The vessel on which I now embarked was a royal mail-steamer. We left Palermo at noon; towards evening the sea became rather rough, so that the spray dashed over me once or twice, although I continually kept near the steersman.
At the commencement of our journey nothing was to be seen but sky and water. But the next day, as we approached the Neapolitan coast, island after island rose from the sea, and at length the mainland itself could be discerned. Capri was the first island we approached closely. Soon afterwards my attention was drawn to a great cloud rising towards the sky; it was a smoky column from the glowing hearth of Vesuvius. At length a white line glittered on the verge of the horizon, like a band through the clear air.

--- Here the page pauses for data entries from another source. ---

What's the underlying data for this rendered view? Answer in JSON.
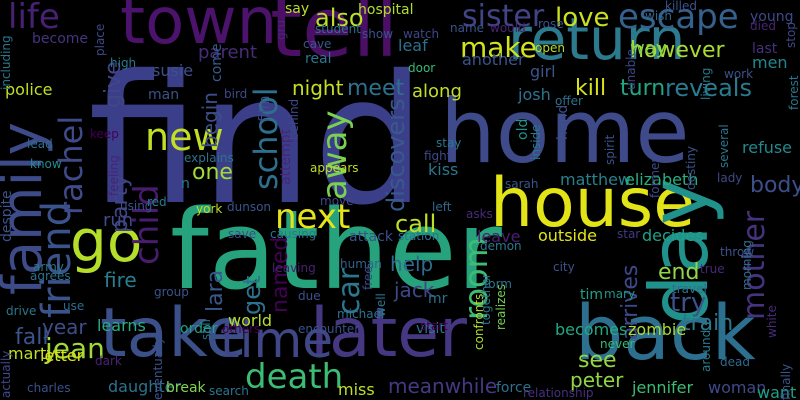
{
  "background": "#000000",
  "palette": [
    "#440154",
    "#472d7b",
    "#3b528b",
    "#2c728e",
    "#21918c",
    "#28ae80",
    "#5ec962",
    "#addc30",
    "#fde725"
  ],
  "words": [
    {
      "text": "find",
      "color": "#3b3f8a"
    },
    {
      "text": "home",
      "color": "#3e4a89"
    },
    {
      "text": "father",
      "color": "#26a37d"
    },
    {
      "text": "take",
      "color": "#3b4f89"
    },
    {
      "text": "later",
      "color": "#453781"
    },
    {
      "text": "back",
      "color": "#2d6f8e"
    },
    {
      "text": "house",
      "color": "#e3e418"
    },
    {
      "text": "return",
      "color": "#2c7a8e"
    },
    {
      "text": "tell",
      "color": "#4b0f66"
    },
    {
      "text": "town",
      "color": "#4b136b"
    },
    {
      "text": "family",
      "color": "#3d4b88"
    },
    {
      "text": "day",
      "color": "#21918c"
    },
    {
      "text": "go",
      "color": "#b5de2b"
    },
    {
      "text": "time",
      "color": "#3f4787"
    },
    {
      "text": "death",
      "color": "#3dbc73"
    },
    {
      "text": "new",
      "color": "#c2df23"
    },
    {
      "text": "next",
      "color": "#e5e419"
    },
    {
      "text": "friend",
      "color": "#3a538b"
    },
    {
      "text": "school",
      "color": "#2e6e8e"
    },
    {
      "text": "rachel",
      "color": "#3f4a8a"
    },
    {
      "text": "child",
      "color": "#481d6f"
    },
    {
      "text": "life",
      "color": "#482173"
    },
    {
      "text": "sister",
      "color": "#414487"
    },
    {
      "text": "love",
      "color": "#c8e020"
    },
    {
      "text": "escape",
      "color": "#34618d"
    },
    {
      "text": "make",
      "color": "#d2e21b"
    },
    {
      "text": "also",
      "color": "#bddf26"
    },
    {
      "text": "meet",
      "color": "#2d718e"
    },
    {
      "text": "kill",
      "color": "#d9e219"
    },
    {
      "text": "turn",
      "color": "#22a785"
    },
    {
      "text": "reveals",
      "color": "#297b8e"
    },
    {
      "text": "room",
      "color": "#3fbc73"
    },
    {
      "text": "try",
      "color": "#3b528b"
    },
    {
      "text": "mother",
      "color": "#46337e"
    },
    {
      "text": "car",
      "color": "#2a788e"
    },
    {
      "text": "away",
      "color": "#7ad151"
    },
    {
      "text": "call",
      "color": "#bddf26"
    },
    {
      "text": "get",
      "color": "#2c728e"
    },
    {
      "text": "jean",
      "color": "#a0da39"
    },
    {
      "text": "fall",
      "color": "#3a548c"
    },
    {
      "text": "train",
      "color": "#2a778e"
    },
    {
      "text": "end",
      "color": "#90d743"
    },
    {
      "text": "body",
      "color": "#3c4f8a"
    },
    {
      "text": "see",
      "color": "#93d741"
    },
    {
      "text": "peter",
      "color": "#8ed645"
    },
    {
      "text": "meanwhile",
      "color": "#443a83"
    },
    {
      "text": "year",
      "color": "#3e4c8a"
    },
    {
      "text": "help",
      "color": "#2f6b8e"
    },
    {
      "text": "jack",
      "color": "#404588"
    },
    {
      "text": "discovers",
      "color": "#37598c"
    },
    {
      "text": "party",
      "color": "#414487"
    },
    {
      "text": "give",
      "color": "#404688"
    },
    {
      "text": "however",
      "color": "#a8db34"
    },
    {
      "text": "fire",
      "color": "#287d8e"
    },
    {
      "text": "arrives",
      "color": "#3e4989"
    },
    {
      "text": "one",
      "color": "#a2da37"
    },
    {
      "text": "begin",
      "color": "#3c4f8a"
    },
    {
      "text": "named",
      "color": "#440154"
    },
    {
      "text": "lara",
      "color": "#38588c"
    },
    {
      "text": "night",
      "color": "#c5e021"
    },
    {
      "text": "along",
      "color": "#c0df25"
    },
    {
      "text": "matthew",
      "color": "#26828e"
    },
    {
      "text": "elizabeth",
      "color": "#29af7f"
    },
    {
      "text": "jennifer",
      "color": "#3dbc74"
    },
    {
      "text": "woman",
      "color": "#3e4989"
    },
    {
      "text": "becomes",
      "color": "#22a884"
    },
    {
      "text": "zombie",
      "color": "#a8db34"
    },
    {
      "text": "police",
      "color": "#c2df23"
    },
    {
      "text": "marty",
      "color": "#bddf26"
    },
    {
      "text": "letter",
      "color": "#d8e219"
    },
    {
      "text": "daughter",
      "color": "#2c718e"
    },
    {
      "text": "learns",
      "color": "#27ad81"
    },
    {
      "text": "world",
      "color": "#b8de29"
    },
    {
      "text": "kiss",
      "color": "#2a768e"
    },
    {
      "text": "outside",
      "color": "#e2e418"
    },
    {
      "text": "leave",
      "color": "#482071"
    },
    {
      "text": "decides",
      "color": "#1fa088"
    },
    {
      "text": "refuse",
      "color": "#23898e"
    },
    {
      "text": "men",
      "color": "#23888e"
    },
    {
      "text": "want",
      "color": "#1f9e89"
    },
    {
      "text": "miss",
      "color": "#bddf26"
    },
    {
      "text": "break",
      "color": "#7fd34e"
    },
    {
      "text": "force",
      "color": "#2e6f8e"
    },
    {
      "text": "visit",
      "color": "#2b758e"
    },
    {
      "text": "order",
      "color": "#1fa287"
    },
    {
      "text": "run",
      "color": "#3e4c8a"
    },
    {
      "text": "film",
      "color": "#3b518b"
    },
    {
      "text": "parent",
      "color": "#472c7a"
    },
    {
      "text": "susie",
      "color": "#3c508b"
    },
    {
      "text": "josh",
      "color": "#2a768e"
    },
    {
      "text": "girl",
      "color": "#3a548c"
    },
    {
      "text": "way",
      "color": "#7fd34e"
    },
    {
      "text": "hospital",
      "color": "#b2dd2d"
    },
    {
      "text": "leaf",
      "color": "#2c718e"
    },
    {
      "text": "another",
      "color": "#3a538b"
    },
    {
      "text": "hand",
      "color": "#3c508b"
    },
    {
      "text": "old",
      "color": "#1f948c"
    },
    {
      "text": "realizes",
      "color": "#75d054"
    },
    {
      "text": "attack",
      "color": "#3b518b"
    },
    {
      "text": "attempt",
      "color": "#482576"
    },
    {
      "text": "man",
      "color": "#3a538b"
    },
    {
      "text": "come",
      "color": "#365c8d"
    },
    {
      "text": "say",
      "color": "#b8de29"
    },
    {
      "text": "young",
      "color": "#3e4989"
    },
    {
      "text": "last",
      "color": "#46307e"
    },
    {
      "text": "open",
      "color": "#b8de29"
    },
    {
      "text": "become",
      "color": "#463480"
    },
    {
      "text": "cave",
      "color": "#38588c"
    },
    {
      "text": "real",
      "color": "#2a768e"
    },
    {
      "text": "door",
      "color": "#38b977"
    },
    {
      "text": "bird",
      "color": "#3f4788"
    },
    {
      "text": "red",
      "color": "#287d8e"
    },
    {
      "text": "york",
      "color": "#c2df23"
    },
    {
      "text": "dunson",
      "color": "#3a548c"
    },
    {
      "text": "move",
      "color": "#3f4788"
    },
    {
      "text": "appears",
      "color": "#bddf26"
    },
    {
      "text": "left",
      "color": "#31688e"
    },
    {
      "text": "asks",
      "color": "#472a7a"
    },
    {
      "text": "station",
      "color": "#2c718e"
    },
    {
      "text": "save",
      "color": "#3e4a89"
    },
    {
      "text": "causing",
      "color": "#2a788e"
    },
    {
      "text": "human",
      "color": "#35608d"
    },
    {
      "text": "free",
      "color": "#3e4989"
    },
    {
      "text": "leaving",
      "color": "#482173"
    },
    {
      "text": "due",
      "color": "#3b528b"
    },
    {
      "text": "michael",
      "color": "#2c718e"
    },
    {
      "text": "encounter",
      "color": "#3b528b"
    },
    {
      "text": "others",
      "color": "#440154"
    },
    {
      "text": "start",
      "color": "#440154"
    },
    {
      "text": "confronts",
      "color": "#b2dd2d"
    },
    {
      "text": "tim",
      "color": "#1fa188"
    },
    {
      "text": "mary",
      "color": "#1f958b"
    },
    {
      "text": "mr",
      "color": "#2d718e"
    },
    {
      "text": "city",
      "color": "#3b528b"
    },
    {
      "text": "star",
      "color": "#443983"
    },
    {
      "text": "travel",
      "color": "#2e6d8e"
    },
    {
      "text": "true",
      "color": "#482979"
    },
    {
      "text": "never",
      "color": "#38b977"
    },
    {
      "text": "around",
      "color": "#297b8e"
    },
    {
      "text": "dead",
      "color": "#31678e"
    },
    {
      "text": "relationship",
      "color": "#46307e"
    },
    {
      "text": "search",
      "color": "#2a768e"
    },
    {
      "text": "charles",
      "color": "#3b518b"
    },
    {
      "text": "dark",
      "color": "#482374"
    },
    {
      "text": "keep",
      "color": "#440154"
    },
    {
      "text": "lead",
      "color": "#2f6c8e"
    },
    {
      "text": "know",
      "color": "#228b8d"
    },
    {
      "text": "despite",
      "color": "#3b528b"
    },
    {
      "text": "army",
      "color": "#2a788e"
    },
    {
      "text": "agrees",
      "color": "#2c718e"
    },
    {
      "text": "use",
      "color": "#2e6d8e"
    },
    {
      "text": "drive",
      "color": "#2a788e"
    },
    {
      "text": "actually",
      "color": "#3e4989"
    },
    {
      "text": "including",
      "color": "#2a768e"
    },
    {
      "text": "place",
      "color": "#3e4989"
    },
    {
      "text": "high",
      "color": "#2a788e"
    },
    {
      "text": "gru",
      "color": "#482979"
    },
    {
      "text": "show",
      "color": "#3b528b"
    },
    {
      "text": "watch",
      "color": "#3f4788"
    },
    {
      "text": "name",
      "color": "#3b528b"
    },
    {
      "text": "student",
      "color": "#2d718e"
    },
    {
      "text": "would",
      "color": "#482374"
    },
    {
      "text": "rose",
      "color": "#3b528b"
    },
    {
      "text": "killed",
      "color": "#3b528b"
    },
    {
      "text": "died",
      "color": "#482374"
    },
    {
      "text": "wish",
      "color": "#31688e"
    },
    {
      "text": "stop",
      "color": "#3e4989"
    },
    {
      "text": "forest",
      "color": "#2a768e"
    },
    {
      "text": "work",
      "color": "#3b528b"
    },
    {
      "text": "living",
      "color": "#2a788e"
    },
    {
      "text": "unable",
      "color": "#3e4989"
    },
    {
      "text": "offer",
      "color": "#2c718e"
    },
    {
      "text": "inside",
      "color": "#2a788e"
    },
    {
      "text": "spirit",
      "color": "#3b528b"
    },
    {
      "text": "several",
      "color": "#2a768e"
    },
    {
      "text": "former",
      "color": "#3e4989"
    },
    {
      "text": "destiny",
      "color": "#3b528b"
    },
    {
      "text": "lady",
      "color": "#3e4989"
    },
    {
      "text": "throw",
      "color": "#3b528b"
    },
    {
      "text": "morning",
      "color": "#2d718e"
    },
    {
      "text": "finally",
      "color": "#3b528b"
    },
    {
      "text": "white",
      "color": "#482979"
    },
    {
      "text": "stay",
      "color": "#2a768e"
    },
    {
      "text": "fight",
      "color": "#3e4989"
    },
    {
      "text": "sarah",
      "color": "#3b528b"
    },
    {
      "text": "explains",
      "color": "#2c718e"
    },
    {
      "text": "behind",
      "color": "#3e4989"
    },
    {
      "text": "feeling",
      "color": "#482374"
    },
    {
      "text": "using",
      "color": "#3b528b"
    },
    {
      "text": "demon",
      "color": "#2a788e"
    },
    {
      "text": "form",
      "color": "#2d718e"
    },
    {
      "text": "together",
      "color": "#2a788e"
    },
    {
      "text": "group",
      "color": "#3b528b"
    },
    {
      "text": "still",
      "color": "#2c718e"
    },
    {
      "text": "well",
      "color": "#2a768e"
    },
    {
      "text": "eventually",
      "color": "#3b528b"
    },
    {
      "text": "n",
      "color": "#2a788e"
    }
  ]
}
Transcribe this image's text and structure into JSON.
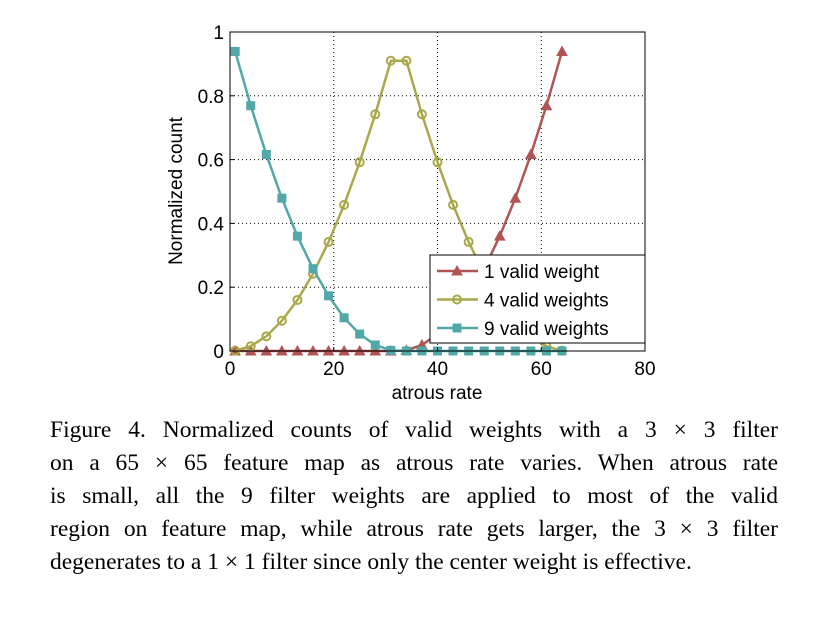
{
  "chart_data": {
    "type": "line",
    "xlabel": "atrous rate",
    "ylabel": "Normalized count",
    "xlim": [
      0,
      80
    ],
    "ylim": [
      0,
      1
    ],
    "xticks": [
      "0",
      "20",
      "40",
      "60",
      "80"
    ],
    "yticks": [
      "0",
      "0.2",
      "0.4",
      "0.6",
      "0.8",
      "1"
    ],
    "grid": true,
    "legend_position": "bottom-right",
    "x": [
      1,
      4,
      7,
      10,
      13,
      16,
      19,
      22,
      25,
      28,
      31,
      34,
      37,
      40,
      43,
      46,
      49,
      52,
      55,
      58,
      61,
      64
    ],
    "series": [
      {
        "name": "1 valid weight",
        "color": "#b05454",
        "marker": "triangle",
        "values": [
          0,
          0,
          0,
          0,
          0,
          0,
          0,
          0,
          0,
          0,
          0,
          0.002,
          0.019,
          0.053,
          0.104,
          0.173,
          0.258,
          0.36,
          0.479,
          0.616,
          0.769,
          0.939
        ]
      },
      {
        "name": "4 valid weights",
        "color": "#a9a94c",
        "marker": "circle",
        "values": [
          0.001,
          0.015,
          0.046,
          0.095,
          0.16,
          0.242,
          0.342,
          0.458,
          0.592,
          0.742,
          0.91,
          0.91,
          0.742,
          0.592,
          0.458,
          0.342,
          0.242,
          0.16,
          0.095,
          0.046,
          0.015,
          0.001
        ]
      },
      {
        "name": "9 valid weights",
        "color": "#52a8a8",
        "marker": "square",
        "values": [
          0.939,
          0.769,
          0.616,
          0.479,
          0.36,
          0.258,
          0.173,
          0.104,
          0.053,
          0.019,
          0.002,
          0,
          0,
          0,
          0,
          0,
          0,
          0,
          0,
          0,
          0,
          0
        ]
      }
    ]
  },
  "caption": {
    "lines": [
      "Figure 4. Normalized counts of valid weights with a 3 × 3 filter",
      "on a 65 × 65 feature map as atrous rate varies. When atrous rate",
      "is small, all the 9 filter weights are applied to most of the valid",
      "region on feature map, while atrous rate gets larger, the 3 × 3 filter",
      "degenerates to a 1 × 1 filter since only the center weight is effective."
    ]
  }
}
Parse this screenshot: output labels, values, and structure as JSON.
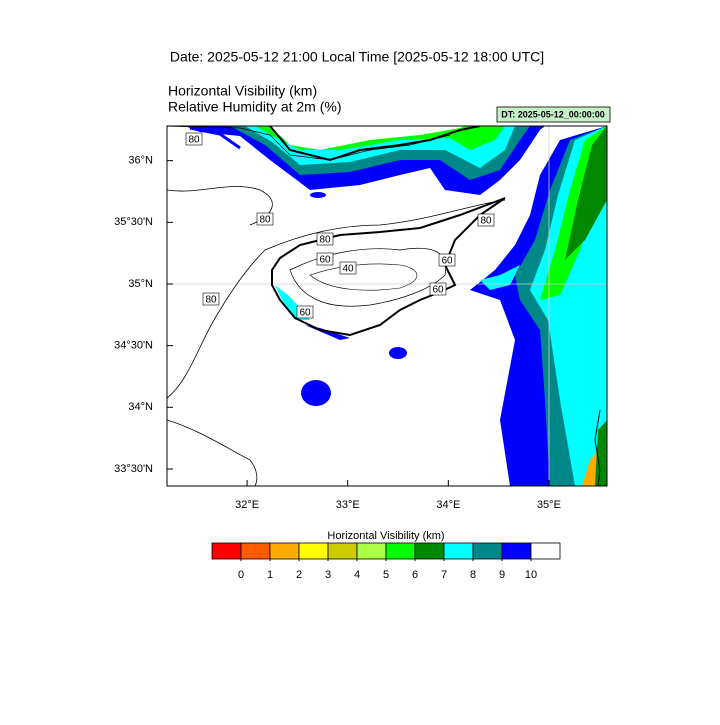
{
  "header": {
    "date": "Date: 2025-05-12  21:00 Local Time [2025-05-12  18:00 UTC]",
    "field_1": "Horizontal Visibility   (km)",
    "field_2": "Relative Humidity at 2m   (%)",
    "dt": "DT: 2025-05-12_00:00:00"
  },
  "map": {
    "xlim": [
      31.204,
      35.577
    ],
    "ylim": [
      33.362,
      36.281
    ],
    "xticks": [
      {
        "value": 32,
        "label": "32°E"
      },
      {
        "value": 33,
        "label": "33°E"
      },
      {
        "value": 34,
        "label": "34°E"
      },
      {
        "value": 35,
        "label": "35°E"
      }
    ],
    "yticks": [
      {
        "value": 36,
        "label": "36°N"
      },
      {
        "value": 35.5,
        "label": "35°30'N"
      },
      {
        "value": 35,
        "label": "35°N"
      },
      {
        "value": 34.5,
        "label": "34°30'N"
      },
      {
        "value": 34,
        "label": "34°N"
      },
      {
        "value": 33.5,
        "label": "33°30'N"
      }
    ],
    "contour_labels": [
      "80",
      "80",
      "80",
      "60",
      "40",
      "60",
      "60",
      "60",
      "80",
      "80"
    ]
  },
  "colorbar": {
    "title": "Horizontal Visibility  (km)",
    "colors": [
      "#ff0000",
      "#ff5a00",
      "#ffaa00",
      "#ffff00",
      "#cccc00",
      "#aaff44",
      "#00ff00",
      "#008800",
      "#00ffff",
      "#008888",
      "#0000ff",
      "#ffffff"
    ],
    "levels": [
      0,
      1,
      2,
      3,
      4,
      5,
      6,
      7,
      8,
      9,
      10
    ]
  }
}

There was a joyful cry of “Napoli! Napoli!” and Naples lay spread before me.
CHAPTER XIX.
Sojourn at Naples—Sickness—Laziness
of the people—Royal palace—
Rotunda—Strada Chiaga and Toledo—St.
Carlo Theatre—Largo del
Castello—Medina square—Marionettes—St.
Jesu Nuovo—St. Jesu
Maggiore—St. Maria di Piedigrotta—Public
gardens—Academy “degli
Studii”—Cathedral of St. Januarius—St.
Jeronimo—St. Paula
Maggiore—St. Chiara—Baths of
Nero—Solfatara—Grotto “del
Cane”—
Resina—Ascent of Vesuvius—Caserta.
My imagination was so powerfully excited, I may say over-excited, by the accounts I had heard and read concerning this fairy city, that here once more my expectations were far from being realised. This was, perhaps, partly owing to the circumstance that I had already seen Constantinople and had just quitted Palermo, the situation of which latter town had so enchanted me that my enthusiasm was here confined within very narrow bounds, and I felt inclined to prefer Palermo to Naples.